Deutsche Bank engages in other ordinary course of business activities that may impact a benchmark rate, including sourcing liquidity for other customer orders that are unrelated to a benchmark fixing, or acting as a market maker or engaging in risk management activities. Such activities may cause Deutsche Bank to execute unrelated FX transactions during a Fixing Window or at other times that may impact transactions relating to a benchmark fixing.
Finally, while the above describes transaction-based benchmarks, some benchmarks are established by means of submissions provided by dealers (such as those sponsored by the Emerging Markets Traders Association), in which Deutsche Bank may participate, or by central banks. While these submission-based benchmarks differ from the transaction-based benchmarks discussed above, in the event that Deutsche Bank may act as both a submitter and transact in relation to such benchmarks Deutsche Bank has established controls designed to mitigate or avoid potential conflicts of interest.

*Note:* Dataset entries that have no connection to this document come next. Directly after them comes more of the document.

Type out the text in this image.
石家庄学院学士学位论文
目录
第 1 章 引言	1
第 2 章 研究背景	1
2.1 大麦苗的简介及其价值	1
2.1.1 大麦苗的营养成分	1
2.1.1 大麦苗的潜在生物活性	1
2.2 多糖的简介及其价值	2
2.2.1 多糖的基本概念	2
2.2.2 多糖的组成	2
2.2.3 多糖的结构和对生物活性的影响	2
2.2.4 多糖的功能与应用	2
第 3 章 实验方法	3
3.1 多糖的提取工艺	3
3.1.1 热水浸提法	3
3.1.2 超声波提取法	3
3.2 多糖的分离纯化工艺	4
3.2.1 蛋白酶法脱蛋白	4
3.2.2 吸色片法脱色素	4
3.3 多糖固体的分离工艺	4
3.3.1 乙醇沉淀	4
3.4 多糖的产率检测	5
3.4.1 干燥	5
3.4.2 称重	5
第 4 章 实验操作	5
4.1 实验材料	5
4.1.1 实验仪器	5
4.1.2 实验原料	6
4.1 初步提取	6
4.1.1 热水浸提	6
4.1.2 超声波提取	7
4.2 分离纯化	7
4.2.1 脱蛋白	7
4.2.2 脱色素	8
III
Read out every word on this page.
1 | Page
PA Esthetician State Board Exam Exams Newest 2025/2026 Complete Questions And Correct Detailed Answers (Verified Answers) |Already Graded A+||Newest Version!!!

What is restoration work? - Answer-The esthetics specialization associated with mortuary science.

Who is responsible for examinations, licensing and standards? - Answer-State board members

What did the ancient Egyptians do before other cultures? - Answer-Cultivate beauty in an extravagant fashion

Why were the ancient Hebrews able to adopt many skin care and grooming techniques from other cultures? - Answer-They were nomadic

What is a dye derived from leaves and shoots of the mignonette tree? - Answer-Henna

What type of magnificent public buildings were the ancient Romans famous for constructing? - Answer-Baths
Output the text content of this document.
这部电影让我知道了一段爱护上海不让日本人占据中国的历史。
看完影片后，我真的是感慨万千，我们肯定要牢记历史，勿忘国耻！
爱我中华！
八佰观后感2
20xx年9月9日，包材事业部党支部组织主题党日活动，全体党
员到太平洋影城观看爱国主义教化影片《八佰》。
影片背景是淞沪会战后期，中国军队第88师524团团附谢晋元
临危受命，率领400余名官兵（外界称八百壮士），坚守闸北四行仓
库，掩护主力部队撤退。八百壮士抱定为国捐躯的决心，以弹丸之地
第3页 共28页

Existing Disclosure and Agreements
This communication supplements any other disclosures or agreements regarding such matters that Deutsche Bank may provide to or agree with its customers (to the extent applicable and as replaced, amended and/or supplemented from time to time), including any master agreement for financial transactions between a customer and Deutsche Bank (including but not limited to any ISDA Master Agreement), Deutsche Bank’s general disclosures as a swap dealer for FX transactions, the risk disclosures, the terms of business which apply to business conducted by the branches and affiliates of Deutsche Bank, adherence of parties to industry protocols or entry by parties into bilateral agreements which are for the purposes of implementing the requirements of Regulation (EU) No 648/2012 of the European Parliament and of the Council of 4 July 2012 (EMIR) as well as adherence of parties, as applicable, to the provisions of Section 2.15 of the Supplement to the ISDA August 2012 Dodd-Frank Protocol.